Clifford Tosses Gem, Helps Monomoy Baseball Advance

By: Brendan Samson

Topics: Monomoy Regional High School , Baseball

Monomoy junior pitcher Andrew Clifford struck out 17 batters in a complete-game shutout victory Sunday at Whitehouse Field. BRENDAN SAMSON PHOTO

HARWICH — Andrew Clifford helped the Monomoy baseball team have one last celebration.

Although the 28th-seeded Sharks suffered a season-ending 9-6 loss to fifth-seeded Manchester Essex in Monday’s Division 4 Round of 32 matchup, Clifford helped the team earn a 7-0 victory over No. 37 Lynn Vocational-Tech in Sunday’s preliminary-round game at Whitehouse Field.

While the offense was rolling early, the real story of the night was the pitching performance from Clifford, a junior lefty from Barnstable.

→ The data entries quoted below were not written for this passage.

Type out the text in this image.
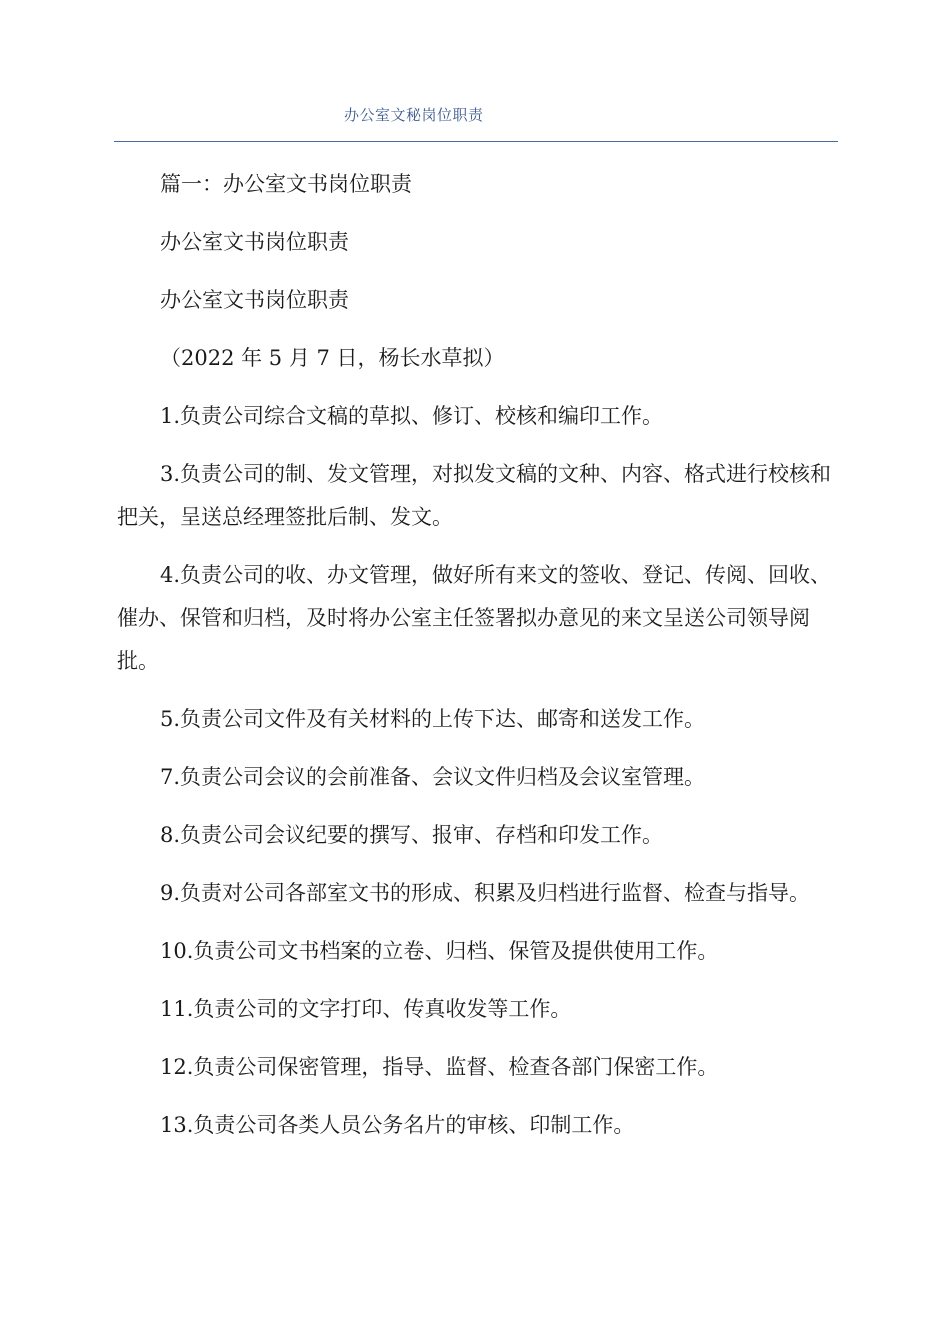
办公室文秘岗位职责

篇一：办公室文书岗位职责

办公室文书岗位职责

办公室文书岗位职责

（2022 年 5 月 7 日，杨长水草拟）

1.负责公司综合文稿的草拟、修订、校核和编印工作。

3.负责公司的制、发文管理，对拟发文稿的文种、内容、格式进行校核和把关，呈送总经理签批后制、发文。

4.负责公司的收、办文管理，做好所有来文的签收、登记、传阅、回收、催办、保管和归档，及时将办公室主任签署拟办意见的来文呈送公司领导阅批。

5.负责公司文件及有关材料的上传下达、邮寄和送发工作。

7.负责公司会议的会前准备、会议文件归档及会议室管理。

8.负责公司会议纪要的撰写、报审、存档和印发工作。

9.负责对公司各部室文书的形成、积累及归档进行监督、检查与指导。

10.负责公司文书档案的立卷、归档、保管及提供使用工作。

11.负责公司的文字打印、传真收发等工作。

12.负责公司保密管理，指导、监督、检查各部门保密工作。

13.负责公司各类人员公务名片的审核、印制工作。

The southpaw tossed a complete game shutout that included a remarkable 17 strikeouts while allowing just one hit.

“Andrew had all his pitches working today, his fastball, curveball, changeup did a great job getting ahead of the hitters, which let him use all his pitches,” Monomoy coach Steve Porter said. “And then Casey [Huse] behind the plate did a great job of mixing the calls to keep the hitters off balance.”

Clifford started the contest by striking out the side, something he did multiple times during the game. The Monomoy bats followed that up with three runs in the bottom half of the inning, kicked off by an RBI double from sophomore shortstop Sean Davock that scored freshman center fielder Finn Hyora, who began the game with a walk.

While Monomoy recorded six baserunners in the inning, Lynn was able to partially limit the damage by throwing out Davock when he tried to stretch his double into a triple. The visitors also caught freshman catcher Casey Huse attempting to steal third after he recorded a two-RBI single with two outs.

For Clifford, the early run support helped him sail on the mound.

“As soon as I get one run, I'm locked in,” Clifford said. “I’m determined not to ever give up a lead. So, once I get one run, I'm gonna throw a shutout, that's just how my mentality works. If it doesn't work out, it doesn't work out, but you can't win a game with just one run so I know my team's gonna go out get more and give me the lead I need to win.”

And locked in he was. Huse agreed with Porter about Clifford’s ability to throw his full arsenal of pitches for strikes.

“All his pitches were right fastball, breaking ball, everything was working perfect,” Huse said.

In the second inning, Monomoy tacked on two runs and chased the starting pitcher, sophomore Will McCafferty, out of the game. The Tigers were haunted by fielding difficulties as they were battling the sun all night.

On the other side of the field, Lynn simply could not get anything going, with a total of five baserunners all scattered among five different innings. Porter says the lead was a major factor to Clifford's pitching success.

“Anytime you can get a big lead like that, it helps the pitchers throw confidently more strikes, they work quicker, and it keeps the fielders on their toes,” Porter said. “So anytime you get kind of that little cushion, I think it just breeds a lot of confidence in the players.”

The Sharks were able to score two more runs in the game, one on a passed ball and one on an overthrow to third to further solidify the victory.

Porter credited Clifford for helping the team advance to the next round.

“Andrew takes the ball and he's a bulldog out there,” the coach said. “He never wants to be taken out. He does a great job of letting the rest of the pitching staff rest.”